5 октября он выехал в поезде из Петербурга в Москву вместе с великими князьями (Константином Константиновичем, Сергеем Александровичем и Павлом Александровичем), а также вел. кн. Елизаветой Федоровной и узнал от их свиты, что «вести плохие». А на следующий день о том, что «вести отчаянные», по телефону сообщил Султанову Жуковский. По дневнику невозможно понять, откуда у художника была такая информация [152]
. Для архитектора это был последний случай, когда он получил информацию о состоянии императора из живого общения. Далее, вплоть до кончины государя 20 октября, Султанов узнавал новости из Ливадии из официальных бюллетеней. На протяжении этих двух недель он находился то в Петербурге, то в Москве. В столице он специально ездил читать бюллетени к думской башне на Невском проспекте: вероятно, там они вывешивались раньше, чем в других местах. Где он знакомился с бюллетенями в Москве, в дневнике не сообщается, за исключением разве что записи от 6 октября. Тогда, приехав из Петербурга в Первопрестольную, Султанов прямо на вокзале прочитал известия, от которых, по его словам, «кровь застыла» и на основании которых он сделал вывод: «Несомненно – беда быстро надвигается»[153]. Архитектор мог прийти к такому заключению на основании вечернего бюллетеня от 5 октября: «В состоянии здоровья государя императора замечается ухудшение: общая слабость и слабость сердца увеличились»[154].Вызывает недоумение запись в дневнике Султанова от 7 октября: «Утренние бюллетени отнимают последнюю надежду» [155]

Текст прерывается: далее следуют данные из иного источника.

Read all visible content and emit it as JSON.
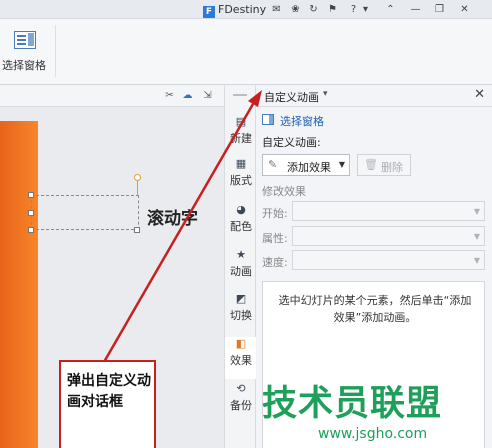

. Архитектор имел в виду вечерний бюллетень от 6 октября, в котором не сообщалось ничего нового: «В состоянии здоровья государя императора перемены нет»[156]. Султанов мог иметь в виду только этот бюллетень, потому что именно он был следующим после вечернего бюллетеня от 5 октября: 7 октября в «Правительственном вестнике» были опубликованы сразу оба бюллетеня, а следующий датировался вечером 7 октября, в то время как автор дневника имел в виду информацию, прочитанную им утром того дня.В таком случае возникает естественный вопрос: почему архитектор заговорил об исчезновении «последней надежды», если в бюллетене сообщалось об отсутствии каких-либо изменений в состоянии здоровья Александра III? Можно допустить, что Султанова заставила сделать предположение о скором уходе из жизни императора последовательность подписей врачей, которые наблюдали больного. Все вышедшие бюллетени, от первого и до последнего, подписывались пятью врачами в одном и том же порядке: первым указывался Лейден, за ним шел Захарьин, потом – Гирш, Попов и Вельяминов. Однако о том, что «перемены нет», первым сообщал Захарьин, который дольше других медиков был знаком с историей болезни государя, а Лейден указывался вторым. Перемещение на первое место более осведомленного врача могло настораживать, а отсутствие указания на какую-либо динамику – неважно, отрицательную или положительную – подталкивало усмотреть в таком сообщении лишь паузу перед более серьезным заявлением.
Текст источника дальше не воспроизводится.